Faith and fees


MEDIUM RARE

Jullie Y. Daza

How about starting a new religion?
 

Christianity is 2,000 years old. Buddhism – not a religion but way of life – is older. Agnostics and atheists abound, then as now, or else nobody bothered to ask anybody what or who they believed in, or if they considered superstitions as a form of religion.


At any rate, it was Roy, a former colleague whose real name I will not mention, who announced one day, from out of the blue, “I’m going to introduce a new religion. New gods, a new creed, it will be different and it will make my followers rich. Easier than Dale Carnegie’s course. It will be the fastest way to make a buck, or a million.”

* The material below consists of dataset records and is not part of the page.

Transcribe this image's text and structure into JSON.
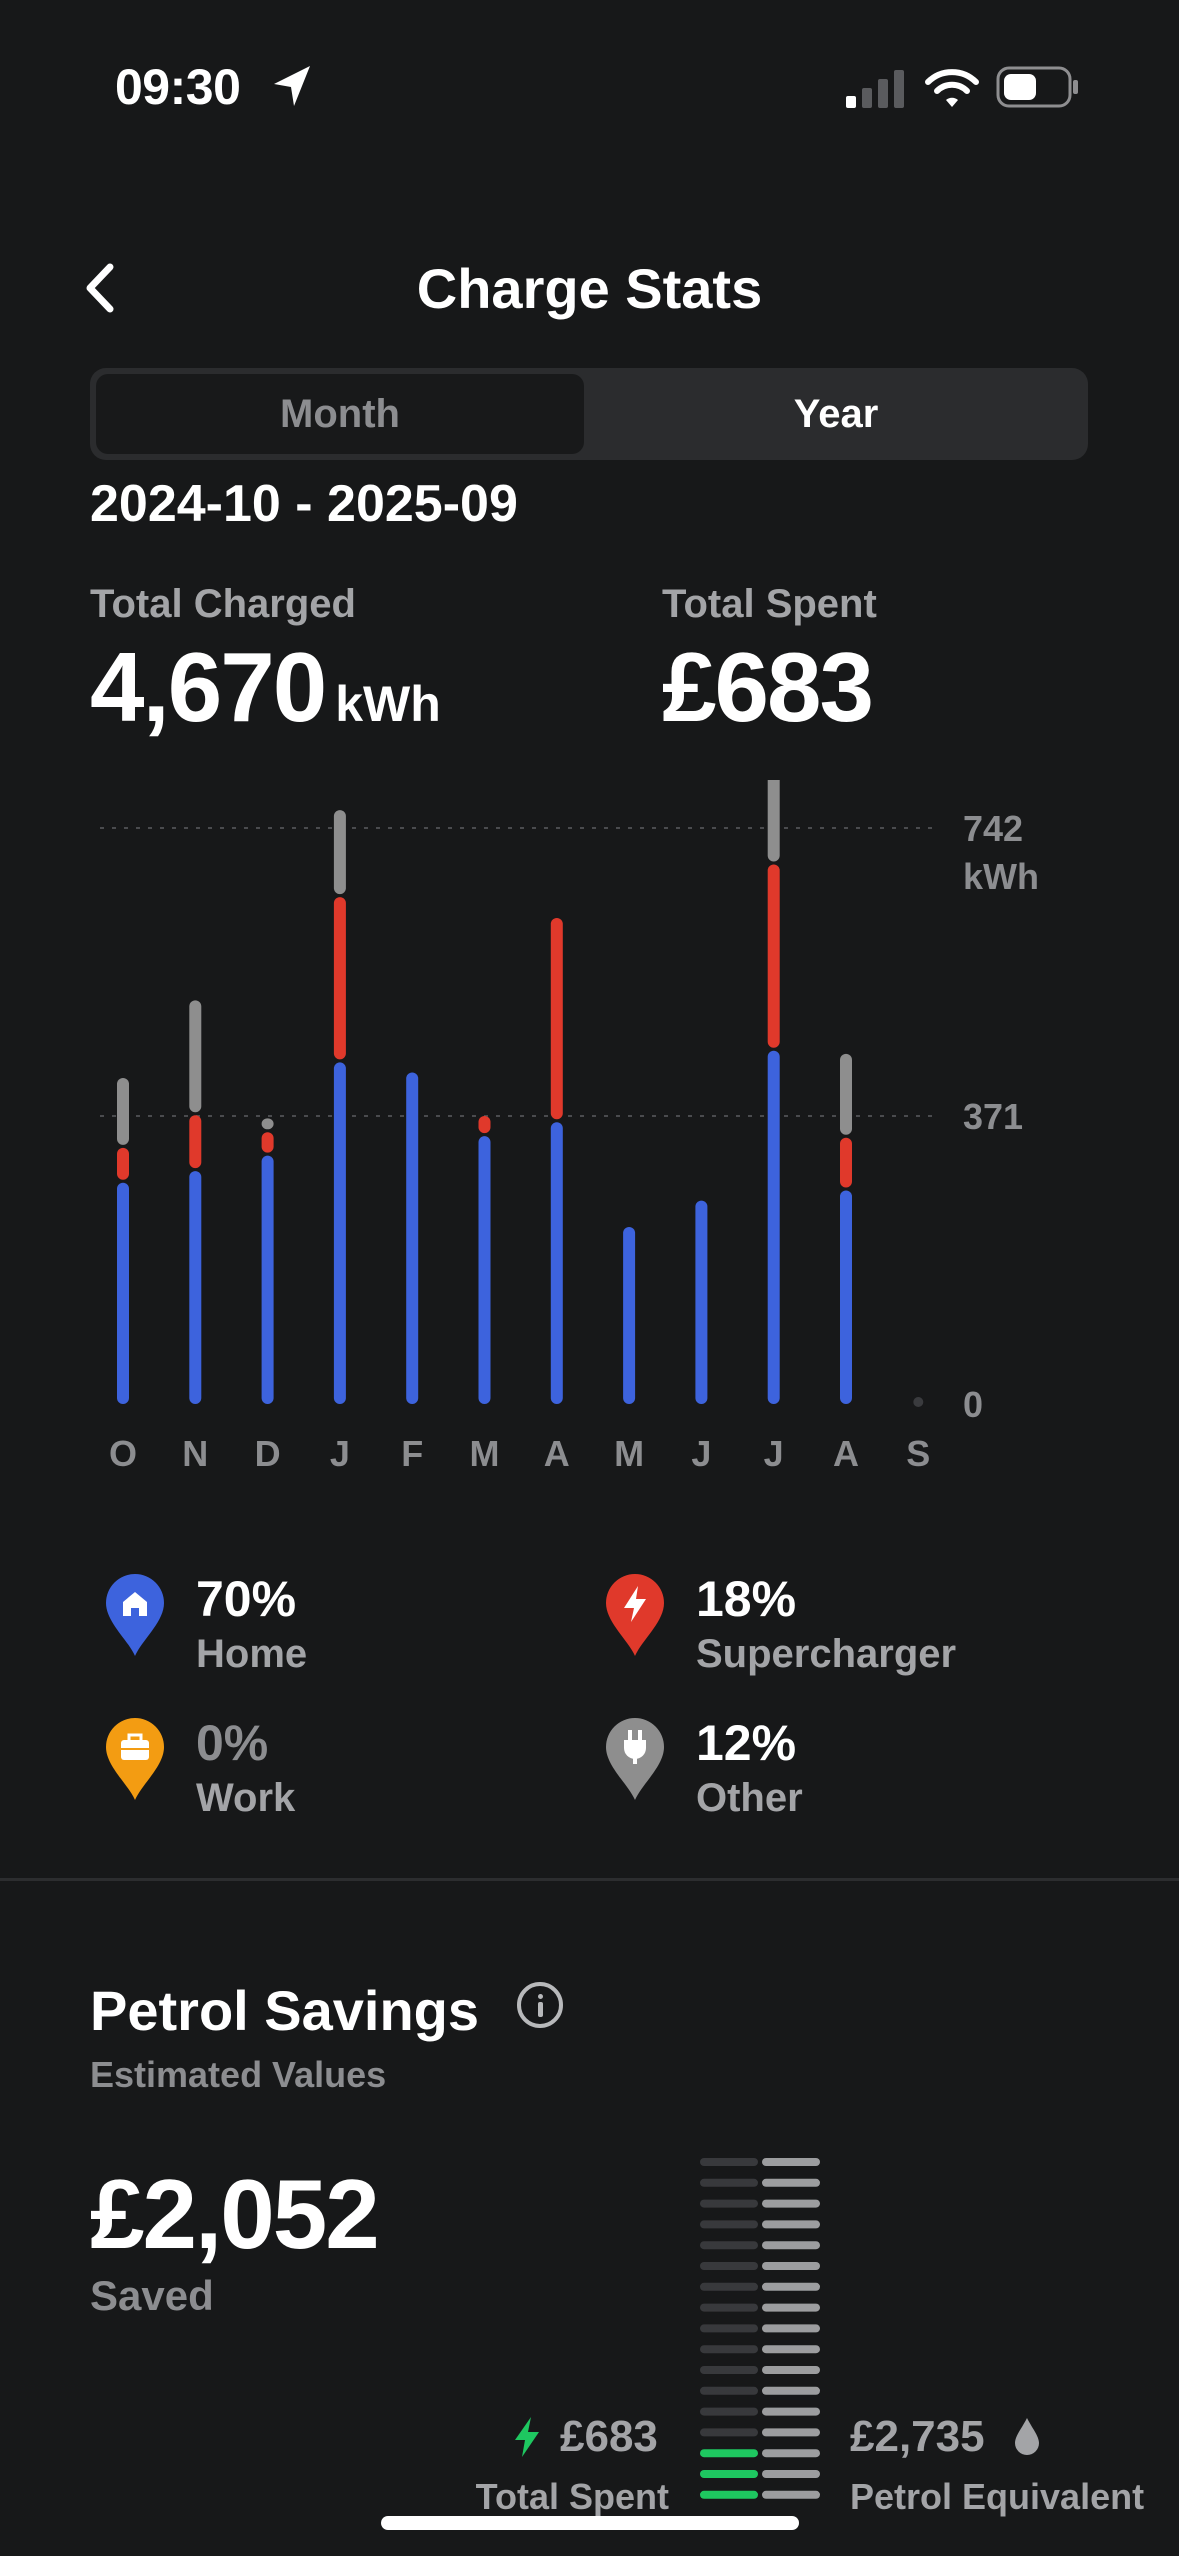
{
  "status_bar": {
    "time": "09:30"
  },
  "header": {
    "title": "Charge Stats"
  },
  "segments": {
    "month": "Month",
    "year": "Year",
    "selected": "Year"
  },
  "range": "2024-10 - 2025-09",
  "totals": {
    "charged_label": "Total Charged",
    "charged_value": "4,670",
    "charged_unit": "kWh",
    "spent_label": "Total Spent",
    "spent_value": "£683"
  },
  "colors": {
    "home": "#3d63dd",
    "supercharger": "#e0392b",
    "work": "#f39c12",
    "other": "#8e8e8e",
    "savings": "#1ec760"
  },
  "chart_data": {
    "type": "bar",
    "stacked": true,
    "categories": [
      "O",
      "N",
      "D",
      "J",
      "F",
      "M",
      "A",
      "M",
      "J",
      "J",
      "A",
      "S"
    ],
    "series": [
      {
        "name": "Home",
        "values": [
          285,
          300,
          320,
          440,
          427,
          345,
          363,
          228,
          262,
          455,
          275,
          0
        ]
      },
      {
        "name": "Supercharger",
        "values": [
          45,
          72,
          30,
          213,
          0,
          26,
          263,
          0,
          0,
          240,
          68,
          0
        ]
      },
      {
        "name": "Other",
        "values": [
          90,
          148,
          18,
          112,
          0,
          0,
          0,
          0,
          0,
          126,
          108,
          0
        ]
      }
    ],
    "y_ticks": [
      {
        "value": 742,
        "label": "742",
        "unit": "kWh"
      },
      {
        "value": 371,
        "label": "371"
      },
      {
        "value": 0,
        "label": "0"
      }
    ],
    "ylim": [
      0,
      742
    ]
  },
  "legend": [
    {
      "percent": "70%",
      "name": "Home",
      "icon": "home-icon"
    },
    {
      "percent": "18%",
      "name": "Supercharger",
      "icon": "bolt-icon"
    },
    {
      "percent": "0%",
      "name": "Work",
      "icon": "briefcase-icon"
    },
    {
      "percent": "12%",
      "name": "Other",
      "icon": "plug-icon"
    }
  ],
  "petrol": {
    "title": "Petrol Savings",
    "subtitle": "Estimated Values",
    "amount": "£2,052",
    "saved_label": "Saved",
    "spent_value": "£683",
    "spent_label": "Total Spent",
    "petrol_value": "£2,735",
    "petrol_label": "Petrol Equivalent"
  }
}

Quickly, he added, “Remember, I won’t be paying taxes because religion is not taxable.”


Chuckle, chuckle, nobody, not even Roy, took Roy seriously, even if he had a good voice like a radio announcer’s and he had, like the rest of us who have read about ancient civilizations and acquired even the most minimal background on the glory of Greece and the grandeur that was Rome, that religion is necessary for people because they are such an inferior race.

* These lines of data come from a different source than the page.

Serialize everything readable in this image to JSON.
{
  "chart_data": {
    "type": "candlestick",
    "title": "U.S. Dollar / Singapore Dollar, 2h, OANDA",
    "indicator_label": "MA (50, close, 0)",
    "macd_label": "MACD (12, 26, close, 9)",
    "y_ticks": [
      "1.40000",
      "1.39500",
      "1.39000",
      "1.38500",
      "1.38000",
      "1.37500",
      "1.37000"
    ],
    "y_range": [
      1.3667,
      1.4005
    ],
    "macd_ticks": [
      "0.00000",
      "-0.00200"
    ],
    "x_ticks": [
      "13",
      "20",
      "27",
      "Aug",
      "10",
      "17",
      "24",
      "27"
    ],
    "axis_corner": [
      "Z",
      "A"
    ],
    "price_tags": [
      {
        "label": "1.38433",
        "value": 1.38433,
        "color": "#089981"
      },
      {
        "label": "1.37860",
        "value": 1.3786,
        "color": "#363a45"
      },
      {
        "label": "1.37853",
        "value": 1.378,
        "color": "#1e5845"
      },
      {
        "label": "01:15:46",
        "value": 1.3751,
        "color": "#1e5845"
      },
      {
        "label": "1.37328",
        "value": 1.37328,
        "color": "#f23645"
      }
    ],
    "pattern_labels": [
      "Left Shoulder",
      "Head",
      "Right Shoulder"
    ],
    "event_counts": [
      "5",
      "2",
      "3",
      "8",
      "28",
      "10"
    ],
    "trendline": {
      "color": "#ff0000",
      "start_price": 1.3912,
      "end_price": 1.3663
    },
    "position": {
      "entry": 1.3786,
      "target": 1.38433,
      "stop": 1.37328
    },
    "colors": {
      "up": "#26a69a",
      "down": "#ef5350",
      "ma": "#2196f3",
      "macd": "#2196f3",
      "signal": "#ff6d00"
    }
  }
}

Roy was only a child when he was enrolled by his parents in the seminary, he was not old enough to read the Baltimore Catechism. Luckily, his parents realized their mistake early on and pulled Roy out of the “kumbento” where the parish priest lived. If Roy had gone ahead with his dream of building a new church or temple, would he have bloomed into a great spiritual leader?


God is good, for Roy became a journalist instead. Journalists, like artists, are not the first people you think of when you think the words “rich people”. Those two words apply to other professions, principally banking, trade and commerce, real estate and housing. Were Ricky Razon and Manny Villar, Ramon Ang and Speaker Martin Romualdez ever journalists in their youth?   


Starting a new religion is not the same as giving a new spin to an old or existing religion. To create a new religion, the leader would need new deities, new rules. To Roy, a colleague had suggested that his religion should “allow divorce without the couple’s need to spending millions.”